HH: You know, I have been making the argument, and into some pretty heavy wind today, that this also undermines Fred Thompson and John McCain, because Senators don't run anything, Mark Steyn, except their mouths and committees badly, that it's not about visiting a country, it's about managing a war, and that Giuliani and Romney have executive experience, and Hillary can actually be understood to have some executive experience, or at least being close to it for a while. What do you make of the idea that foreign crisis elevates John McCain's rather sad record of legislative screw-ups because he's traveled the globe?

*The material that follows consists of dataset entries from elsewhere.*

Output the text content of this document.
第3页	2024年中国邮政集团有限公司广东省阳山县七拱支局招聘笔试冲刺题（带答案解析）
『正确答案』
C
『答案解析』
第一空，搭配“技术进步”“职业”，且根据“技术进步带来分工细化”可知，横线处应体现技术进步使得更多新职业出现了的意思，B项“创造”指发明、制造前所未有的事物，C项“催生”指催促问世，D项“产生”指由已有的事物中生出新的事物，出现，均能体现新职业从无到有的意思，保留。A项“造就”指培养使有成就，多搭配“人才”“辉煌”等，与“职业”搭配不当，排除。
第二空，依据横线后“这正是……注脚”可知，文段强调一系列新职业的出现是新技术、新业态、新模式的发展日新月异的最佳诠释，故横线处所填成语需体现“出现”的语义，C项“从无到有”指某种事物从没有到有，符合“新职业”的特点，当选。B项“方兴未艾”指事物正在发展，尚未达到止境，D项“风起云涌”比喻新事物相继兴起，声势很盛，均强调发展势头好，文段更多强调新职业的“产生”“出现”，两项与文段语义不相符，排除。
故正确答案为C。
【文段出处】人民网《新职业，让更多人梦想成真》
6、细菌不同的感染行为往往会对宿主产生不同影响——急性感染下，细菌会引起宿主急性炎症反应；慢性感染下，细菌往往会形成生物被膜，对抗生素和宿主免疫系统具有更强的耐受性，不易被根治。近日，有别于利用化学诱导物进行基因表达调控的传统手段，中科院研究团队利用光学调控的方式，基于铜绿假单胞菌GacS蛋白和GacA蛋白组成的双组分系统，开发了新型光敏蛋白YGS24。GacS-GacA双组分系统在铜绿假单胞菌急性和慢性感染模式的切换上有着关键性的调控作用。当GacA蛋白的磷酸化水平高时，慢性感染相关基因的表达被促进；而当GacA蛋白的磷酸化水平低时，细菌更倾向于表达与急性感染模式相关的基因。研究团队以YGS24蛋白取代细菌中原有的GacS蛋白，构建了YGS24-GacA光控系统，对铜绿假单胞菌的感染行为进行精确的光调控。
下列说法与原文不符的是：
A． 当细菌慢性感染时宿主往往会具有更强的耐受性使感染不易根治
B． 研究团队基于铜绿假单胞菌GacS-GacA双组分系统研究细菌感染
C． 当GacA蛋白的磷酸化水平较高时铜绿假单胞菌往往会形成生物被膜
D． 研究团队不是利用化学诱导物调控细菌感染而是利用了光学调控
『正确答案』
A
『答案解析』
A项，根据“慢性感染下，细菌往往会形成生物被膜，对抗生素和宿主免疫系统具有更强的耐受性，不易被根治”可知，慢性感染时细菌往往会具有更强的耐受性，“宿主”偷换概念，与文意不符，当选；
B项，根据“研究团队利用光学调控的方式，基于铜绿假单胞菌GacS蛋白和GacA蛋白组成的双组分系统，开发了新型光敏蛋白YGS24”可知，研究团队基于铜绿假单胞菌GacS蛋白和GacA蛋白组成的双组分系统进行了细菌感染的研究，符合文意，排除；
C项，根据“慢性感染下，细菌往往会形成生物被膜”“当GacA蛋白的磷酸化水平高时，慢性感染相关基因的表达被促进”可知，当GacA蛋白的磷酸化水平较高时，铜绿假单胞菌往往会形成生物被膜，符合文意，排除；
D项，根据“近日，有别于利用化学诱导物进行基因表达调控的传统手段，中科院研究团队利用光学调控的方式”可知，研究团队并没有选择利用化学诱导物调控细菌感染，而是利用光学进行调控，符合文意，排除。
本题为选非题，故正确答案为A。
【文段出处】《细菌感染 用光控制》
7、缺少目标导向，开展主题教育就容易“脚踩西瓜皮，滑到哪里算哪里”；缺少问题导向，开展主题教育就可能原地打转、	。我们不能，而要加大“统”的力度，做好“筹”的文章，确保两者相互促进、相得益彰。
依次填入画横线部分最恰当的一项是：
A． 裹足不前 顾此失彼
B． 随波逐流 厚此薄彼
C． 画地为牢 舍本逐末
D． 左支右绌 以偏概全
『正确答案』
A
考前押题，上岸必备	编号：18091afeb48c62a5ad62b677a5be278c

Mark Steyn On Pakistan And The Presidential Race
MS: Well, I would generally agree with you that Senators make bad, not just bad presidents, actually, but bad everything. I mean, John Kerry couldn't even run that donut stand in Boston, which is his only experience in the private sector, as far as one knows. You know, they are the classic examples of kind of rolodex politics, that they think it's about flying across the world and meeting other A-list names. And I think that is exactly what is not needed at this time. As you say, I think an executive ability, combined, I think, with a grasp of the underlying demographic reality, you know, Pakistan is a young country, it has one of the highest birth rates in the world, and although we can talk about this and that, and I've been talking, you know, it's only 60 years old, this country. But in a sense, to all those young men, 18, 19, 20, that it exports all over the planet, what Pakistan was like in 1947 is utterly foreign and utterly irrelevant to them. And so the sort of, these kind of people who think it's just about getting on the phone and speaking to some other A-list name in the rolodex on the other side of the world, I think that's about the least helpful way to approach this thing.